Oil prices can decrease as much as they want, but Venezuela – and the Misiones and Grandes Misiones [free housing programs] – will not be stopped by anyone. And, I already have all the resources I need to guarantee the upkeep of all the Misiones: the Gran Mision Viviena, the Mision Sucre, the Mision Barrio Adentro, the Gran Mision Barrio Nuevo Barrio Tricolor, public education, public health, and the worker’s salaries.

Venezuela gets 96% of its hard-currency income from oil sales. While Maduro did not exactly explain how he plans to ensure cash continues to flow into the country should oil prices continue to fall, he seemed to suggest that the answer might lie in belt-tightening. He was upbeat in his assurances,  and said:

I’m calling for maximum discipline, maximum work, maximum resource optimization of currency resources so that our country can traverse these circumstances of decreasing oil prices so that we may continue to move forward with the model of happy Bolivarian socialism.
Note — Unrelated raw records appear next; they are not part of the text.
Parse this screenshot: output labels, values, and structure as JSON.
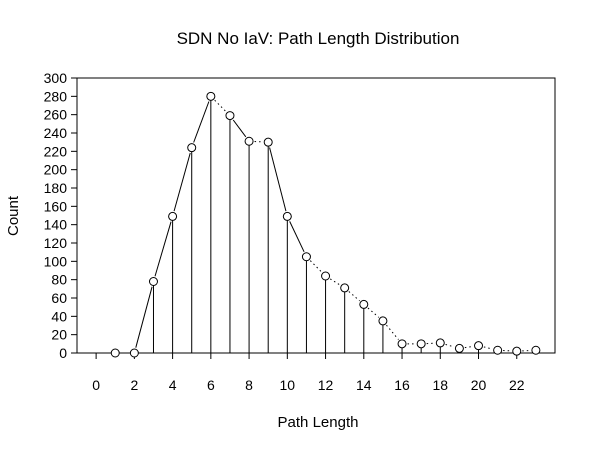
{
  "chart_data": {
    "type": "line",
    "title": "SDN No IaV:  Path Length Distribution",
    "xlabel": "Path Length",
    "ylabel": "Count",
    "xlim": [
      -1,
      24
    ],
    "ylim": [
      0,
      300
    ],
    "x_ticks": [
      0,
      2,
      4,
      6,
      8,
      10,
      12,
      14,
      16,
      18,
      20,
      22
    ],
    "y_ticks": [
      0,
      20,
      40,
      60,
      80,
      100,
      120,
      140,
      160,
      180,
      200,
      220,
      240,
      260,
      280,
      300
    ],
    "x": [
      1,
      2,
      3,
      4,
      5,
      6,
      7,
      8,
      9,
      10,
      11,
      12,
      13,
      14,
      15,
      16,
      17,
      18,
      19,
      20,
      21,
      22,
      23
    ],
    "values": [
      0,
      0,
      78,
      149,
      224,
      280,
      259,
      231,
      230,
      149,
      105,
      84,
      71,
      53,
      35,
      10,
      10,
      11,
      5,
      8,
      3,
      2,
      3
    ],
    "marker": "circle",
    "style": "points connected by line with vertical drop lines",
    "colors": {
      "line": "#000000",
      "background": "#ffffff"
    },
    "grid": false,
    "legend": "none"
  }
}
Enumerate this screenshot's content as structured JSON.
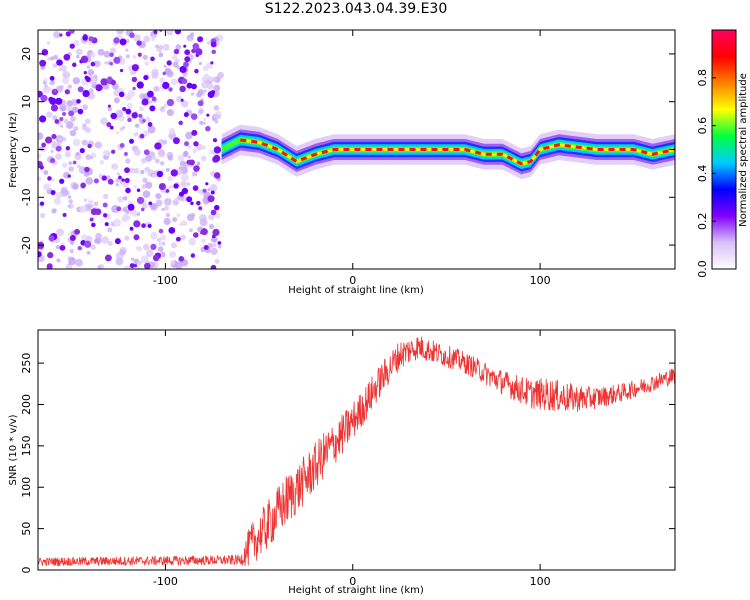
{
  "title": "S122.2023.043.04.39.E30",
  "chart_data": [
    {
      "type": "heatmap",
      "xlabel": "Height of straight line (km)",
      "ylabel": "Frequency (Hz)",
      "xlim": [
        -168,
        172
      ],
      "ylim": [
        -25,
        25
      ],
      "xticks": [
        -100,
        0,
        100
      ],
      "yticks": [
        -20,
        -10,
        0,
        10,
        20
      ],
      "colorbar": {
        "label": "Normalized spectral amplitude",
        "range": [
          0,
          1
        ],
        "ticks": [
          0.0,
          0.2,
          0.4,
          0.6,
          0.8
        ],
        "colormap": [
          "#ffffff",
          "#d8c0f8",
          "#8000ff",
          "#0000ff",
          "#00ccff",
          "#00ff40",
          "#ffff00",
          "#ff8000",
          "#ff0000",
          "#ff0060"
        ]
      },
      "noise_region_x": [
        -168,
        -70
      ],
      "ridge": {
        "x": [
          -70,
          -60,
          -50,
          -40,
          -30,
          -20,
          -10,
          0,
          10,
          20,
          30,
          40,
          50,
          60,
          70,
          80,
          90,
          95,
          100,
          110,
          120,
          130,
          140,
          150,
          160,
          172
        ],
        "y": [
          0,
          2,
          1.5,
          0,
          -2.5,
          -1,
          0,
          0,
          0,
          0,
          0,
          0,
          0,
          0,
          -1,
          -1,
          -3,
          -2.5,
          0,
          1,
          0.5,
          0,
          0,
          0,
          -1,
          0
        ]
      }
    },
    {
      "type": "line",
      "xlabel": "Height of straight line (km)",
      "ylabel": "SNR (10 * v/v)",
      "xlim": [
        -168,
        172
      ],
      "ylim": [
        0,
        290
      ],
      "xticks": [
        -100,
        0,
        100
      ],
      "yticks": [
        0,
        50,
        100,
        150,
        200,
        250
      ],
      "color": "#ee3333",
      "envelope": {
        "x": [
          -168,
          -60,
          -55,
          -45,
          -35,
          -25,
          -15,
          -5,
          5,
          15,
          25,
          35,
          45,
          55,
          65,
          75,
          85,
          95,
          105,
          115,
          125,
          135,
          145,
          155,
          165,
          172
        ],
        "y": [
          10,
          12,
          28,
          55,
          85,
          110,
          140,
          165,
          195,
          230,
          260,
          270,
          262,
          255,
          245,
          232,
          222,
          213,
          212,
          208,
          207,
          210,
          215,
          222,
          230,
          235
        ],
        "noise": [
          5,
          6,
          25,
          30,
          32,
          30,
          28,
          25,
          22,
          20,
          18,
          15,
          14,
          13,
          13,
          14,
          16,
          18,
          20,
          18,
          15,
          12,
          11,
          10,
          10,
          10
        ]
      }
    }
  ]
}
Nothing’s stopping! Everything will continue to move forward [as far as] our plans for protecting our people go.

Maduro also appeared to criticize the United States for trying to decrease its dependence on foreign oil by increasing domestic production. Hydraulic fracturing – sometimes referred to as “fracking” – has become increasingly popular in the United States. It is a process by which – very simply put – highly pressured liquid is injected into rocks deep underground, “fracturing” them and releasing oil and gas deposits found inside them.

While there is growing evidence that hydraulic fracturing is harmful to the environment, Maduro offered a more macabre prediction of what the practice my have in store for the United States:

In these past few months the United States has been using a method of removing [oil] from the earth’s crust (…) but these ways of removing oil and gas, they’ve always suggested that they leave that [the oil and gas] there because that’s part of the earth’s crust, and it poses a great danger to planet earth (…) it could bring about the destruction of big cities in the United States.

Maduro: “It’s Getting Dark Too Early”

Back in 2007, Chavez ordered the country’s clocks moved back thirty minutes. The change moved Venezuela from GMT -4 to GMT -4 1/2. At the time, Chavez argued that the change was necessary to help Venezuelans get more sunlight.

Today, Maduro hinted that another time change might be in store for Venezuela. During the same event in Lara, he said:

It’s getting dark too early. We got here at 6 o’clock, and it was already dark here in Lara state. We have to look into this (…) I’ve asked the executive vice-president to re-examine the topic of time throughout the year and in every region because at 6 o’clock it’s already dark, really dark. It shouldn’t be like this. A tropical time such as ours should get dark at 6:30 or 7, right? We’re going to examine this topic.